Beyond their endogenous function as an identity switch between developmentally related subtypes, another important property that attests to the potency of both Fezf2 and Ptf1a for neuronal subtype specification is their ability to cell-autonomously convert the identity of other neuron classes in distant regions of the CNS that normally exclude their expression (figures 1 and 2). For example, misexpression of Fezf2 in medium spiny neurons (MSNs) of the striatum is sufficient to alter their transcription factor expression, morphology, neurotransmitter status and axonal projection pattern to resemble those features in CFuPNs [34] (figure 2). The switch in MSNs from an inhibitory to an excitatory neurotransmitter status, in particular, is probably mediated directly by Fezf2, as Fezf2 has been shown to bind the promoters of both Vglut1 and Gad1, activating the former and suppressing the latter [12]. These results imply that Fezf2 can act cell-autonomously to induce a CFuPN-like identity in MSNs, independent of the highly unfamiliar intra- and extracellular cues it encounters in the striatum. Similarly, studies of Ptf1a misexpression in developing cortical pyramidal cells have demonstrated its sufficiency to upregulate two direct molecular targets [44], as well as alter the migration and developmental trajectory of pyramidal cell precursors [15]. Use of RNA-seq to thoroughly characterize the extent to which Ptf1a misexpression alters the transcriptome of developing cortical pyramidal cells revealed that Ptf1a is capable of directly or indirectly inducing the expression of numerous inhibitory interneuronal genes in pyramidal cells, ultimately promoting an inhibitory peptidergic, primarily nociceptinergic, neurotransmitter status in these usually excitatory neurons [19] (figure 2). Moreover, these Ptf1a-dependent transformations lead to a shift in pyramidal cell morphology towards a more branched, radial shape, as might be expected for a Ptf1a-expressing interneuron [19] (figure 2).

Figure 2.

Figure 2.

Misexpression of Fezf2 in striatal MSNs or of Ptf1a in cortical pyramidal cells cell-autonomously promotes subtype-specific features. Misexpression studies of Fezf2 in the striatum and Ptf1a in the cortex, regions of the CNS where these transcription factors are not endogenously expressed, demonstrate their sufficiency to cell-autonomously promote features of a CFuPN or inhibitory peptidergic interneuron, respectively. Column 1 illustrates how misexpression of Fezf2 (+Fezf2) induces MSN identity to resemble that of CFuPNs. From top to bottom, this involves alterations in the MSN molecular profile, a change in cellular morphology from a stellate to a pyramidal morphology, the induction of axonal targeting toward subcortical targets, such as the spinal cord, and a shift toward a glutamatergic neurotransmitter status [34]. Column 2 illustrates how misexpression of Ptf1a (+Ptf1a) induces pyramidal cell identity to resemble that of inhibitory peptidergic interneurons. From top to bottom, this involves alterations in the pyramidal cell molecular profile, a change in cellular morphology from a pyramidal to a more radial, branched morphology, adoption of a tangential migration pattern and the induction of a primarily nociceptinergic neurotransmitter status [15,19]. Plus sign ‘+’ indicates an excitatory neurotransmitter status, minus sign ‘−’ indicates an inhibitory neurotransmitter status. glu, glutamate; noc, nociceptin.

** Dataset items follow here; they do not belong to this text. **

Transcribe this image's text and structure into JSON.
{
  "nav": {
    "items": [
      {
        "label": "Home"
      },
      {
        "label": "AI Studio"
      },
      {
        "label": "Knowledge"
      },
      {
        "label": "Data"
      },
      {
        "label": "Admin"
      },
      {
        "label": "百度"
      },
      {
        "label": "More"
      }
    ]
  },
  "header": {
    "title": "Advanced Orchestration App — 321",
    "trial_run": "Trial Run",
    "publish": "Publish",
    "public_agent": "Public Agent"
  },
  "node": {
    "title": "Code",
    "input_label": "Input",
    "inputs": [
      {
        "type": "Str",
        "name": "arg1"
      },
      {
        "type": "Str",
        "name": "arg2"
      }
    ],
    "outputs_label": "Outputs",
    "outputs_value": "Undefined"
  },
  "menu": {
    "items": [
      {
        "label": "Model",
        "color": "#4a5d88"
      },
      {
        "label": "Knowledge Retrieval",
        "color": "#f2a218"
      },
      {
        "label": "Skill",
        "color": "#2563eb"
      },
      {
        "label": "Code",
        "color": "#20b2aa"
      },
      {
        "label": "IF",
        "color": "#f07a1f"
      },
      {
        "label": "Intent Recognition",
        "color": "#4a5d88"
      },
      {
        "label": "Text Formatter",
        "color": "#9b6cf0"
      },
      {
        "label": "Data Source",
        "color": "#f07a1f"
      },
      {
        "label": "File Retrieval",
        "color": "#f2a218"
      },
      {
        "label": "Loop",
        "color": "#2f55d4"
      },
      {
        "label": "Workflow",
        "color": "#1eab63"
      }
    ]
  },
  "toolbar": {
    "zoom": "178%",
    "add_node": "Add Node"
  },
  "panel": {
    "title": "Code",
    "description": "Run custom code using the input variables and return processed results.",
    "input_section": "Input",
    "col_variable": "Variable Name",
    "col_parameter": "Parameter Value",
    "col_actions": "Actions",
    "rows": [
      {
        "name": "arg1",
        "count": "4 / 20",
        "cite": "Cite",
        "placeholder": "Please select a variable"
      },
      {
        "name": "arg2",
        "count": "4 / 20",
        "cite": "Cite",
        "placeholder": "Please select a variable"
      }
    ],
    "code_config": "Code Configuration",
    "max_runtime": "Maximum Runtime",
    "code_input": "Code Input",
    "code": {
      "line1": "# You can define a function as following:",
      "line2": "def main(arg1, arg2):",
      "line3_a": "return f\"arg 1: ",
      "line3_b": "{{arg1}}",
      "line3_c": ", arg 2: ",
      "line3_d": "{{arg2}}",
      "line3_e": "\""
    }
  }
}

One nuance of these studies is that while misexpression of Fezf2 in striatal MSNs and Ptf1a in cortical pyramidal cells can induce multiple dramatic changes to neuronal identity, a complete transformation to CFuPN or inhibitory peptidergic interneuron identities, respectively, is unlikely. Rather, the observed Fezf2- and Ptf1a-dependent changes probably result in a hybrid identity of ‘MSNs with CFuPN-like qualities' or ‘pyramidal cells with inhibitory peptidergic interneuron-like qualities’. Comparing Ptf1a-dependent alterations in the pyramidal cell transcriptome with a dataset of Ptf1a-dependent genes in the neural tube [45] revealed that Ptf1a-activated and suppressed genes in each region are, to a significant extent, non-overlapping [19]. These results highlight the role of other region-specific effects on gene expression for full identity specification, which is to be expected given that Ptf1a specifies different neuronal subtypes depending on its regional context. As future investigations determine the extent to which dramatically different precursors can be induced to transcriptionally and functionally mimic endogenous neuronal subtypes—a concept considered in greater depth below—these misexpression studies, nevertheless, demonstrate the potency of Fezf2 and Ptf1a to promote subtype-specific features even outside of their endogenous contexts.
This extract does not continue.